I hang out with my friends. Sometimes, I watch movies and football games.
What was growing up like for you?
It was awesome. I am a product of love. My parents are still alive and they were amazing. However, I spent more time with my maternal grandparents. My maternal grandfather loved me more than he loved himself, and my maternal grandmother was awesome as well. They showered me with so much love that I find it impossible to hate anyone. My dad was a tireless disciplinarian, and his voice alone was enough to put fear in one.
What is your favourite colour?

Anything that looks like blue.
What is your favourite food, and do you cook?
Fufu with afang soup is my favourite food. I can cook afang soup and stew.
How do you like to dress?
I like to dress simply and casually.
How did you meet your wife?
I met my wife in Lagos in September 1991. She was having her birthday party and I was invited by her friend who later became her (my wife’s) chief bridesmaid.

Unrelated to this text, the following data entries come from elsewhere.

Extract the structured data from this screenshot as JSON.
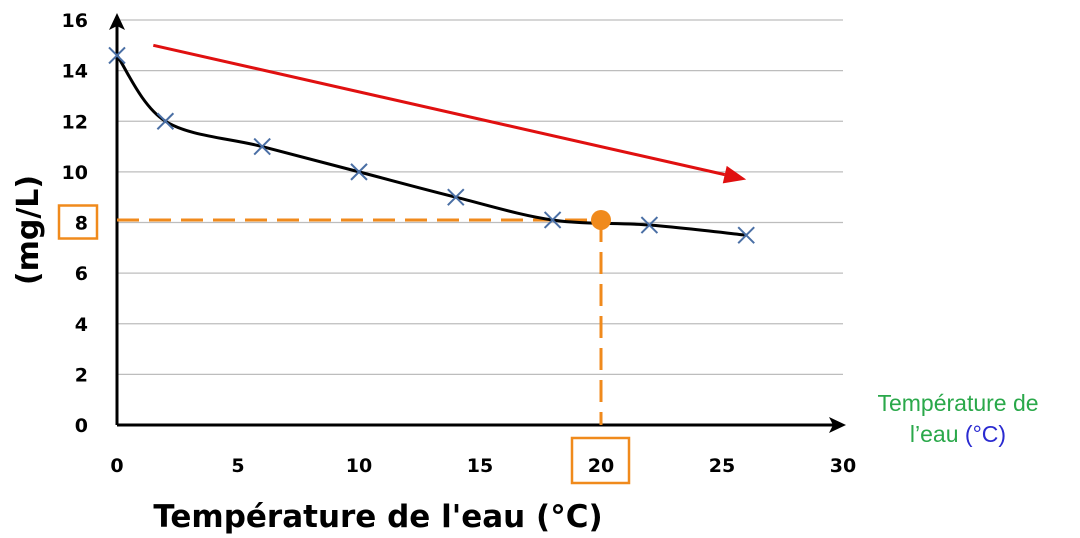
{
  "chart_data": {
    "type": "line",
    "xlabel": "Température de l'eau (°C)",
    "ylabel": "(mg/L)",
    "xlim": [
      0,
      30
    ],
    "ylim": [
      0,
      16
    ],
    "x_ticks": [
      "0",
      "5",
      "10",
      "15",
      "20",
      "25",
      "30"
    ],
    "y_ticks": [
      "0",
      "2",
      "4",
      "6",
      "8",
      "10",
      "12",
      "14",
      "16"
    ],
    "grid": "horizontal",
    "series": [
      {
        "marker": "x",
        "color": "#4a6fa5",
        "x": [
          0,
          2,
          6,
          10,
          14,
          18,
          22,
          26
        ],
        "y": [
          14.6,
          12.0,
          11.0,
          10.0,
          9.0,
          8.1,
          7.9,
          7.5
        ]
      }
    ],
    "annotations": {
      "highlight_point": {
        "x": 20,
        "y": 8.1,
        "color": "#f08a1c"
      },
      "boxed_x_tick": "20",
      "boxed_y_tick": "8",
      "trend_arrow": {
        "color": "#e01010",
        "from": [
          1.5,
          15.0
        ],
        "to": [
          26,
          9.7
        ]
      }
    },
    "side_label": {
      "text": "Température de",
      "text2": "l’eau",
      "unit": "(°C)"
    }
  }
}
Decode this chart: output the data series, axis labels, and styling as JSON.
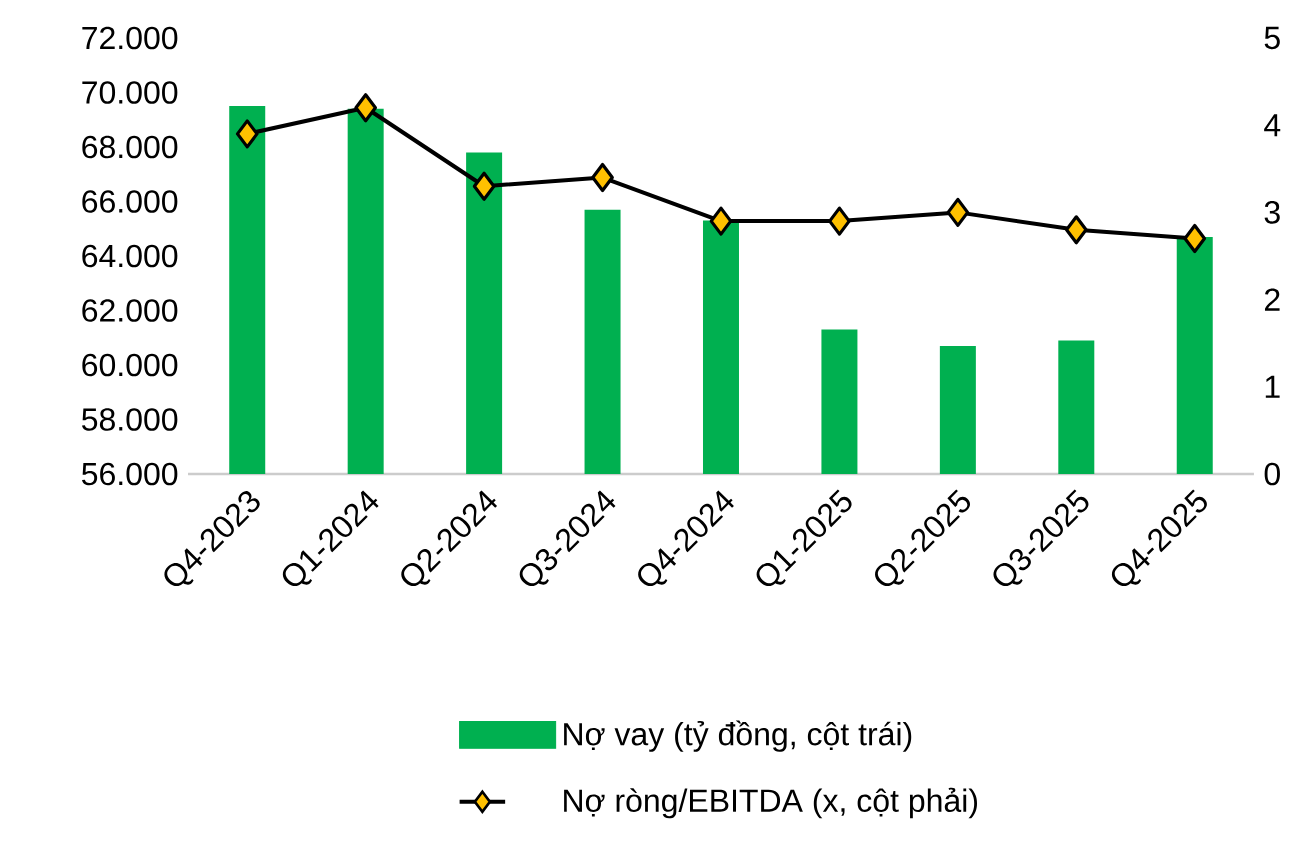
{
  "chart_data": {
    "type": "bar",
    "categories": [
      "Q4-2023",
      "Q1-2024",
      "Q2-2024",
      "Q3-2024",
      "Q4-2024",
      "Q1-2025",
      "Q2-2025",
      "Q3-2025",
      "Q4-2025"
    ],
    "series": [
      {
        "name": "Nợ vay (tỷ đồng, cột trái)",
        "color": "#00b050",
        "values": [
          69500,
          69400,
          67800,
          65700,
          65300,
          61300,
          60700,
          60900,
          64700
        ]
      },
      {
        "name": "Nợ ròng/EBITDA (x, cột phải)",
        "type": "line",
        "axis": "y2",
        "color": "#ffc000",
        "marker": "diamond",
        "values": [
          3.9,
          4.2,
          3.3,
          3.4,
          2.9,
          2.9,
          3.0,
          2.8,
          2.7
        ]
      }
    ],
    "ylim": [
      56000,
      72000
    ],
    "yticks": [
      {
        "value": 56000,
        "label": "56.000"
      },
      {
        "value": 58000,
        "label": "58.000"
      },
      {
        "value": 60000,
        "label": "60.000"
      },
      {
        "value": 62000,
        "label": "62.000"
      },
      {
        "value": 64000,
        "label": "64.000"
      },
      {
        "value": 66000,
        "label": "66.000"
      },
      {
        "value": 68000,
        "label": "68.000"
      },
      {
        "value": 70000,
        "label": "70.000"
      },
      {
        "value": 72000,
        "label": "72.000"
      }
    ],
    "y2lim": [
      0,
      5
    ],
    "y2ticks": [
      0,
      1,
      2,
      3,
      4,
      5
    ],
    "legend": "bottom",
    "grid": false
  }
}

What attracted you to her?
I found her sense of organisation and accountability amazing. She singlehandedly managed the party, and everything was in order and well organised.
At what point did you propose to her and how did you do that?
I met her in September and proposed to her in December after I told my father I had seen my wife. On how I proposed, she had come to visit me, and I was eating fufu with afang soup. I just said to her, “O’babe , you are going to marry me.”
How do you spend quality time with her?
We have never had to stay in two separate rooms. We sometimes wake up in the wee hours and start gisting in bed for about two hours, and we cover so much. She makes me watch telenovelas as well.
Do you go on vacations together?

We usually plan our vacations together but because of the COVID-19 pandemic, we were not able to travel. But this year, we took a speed boat and spent some time on an island.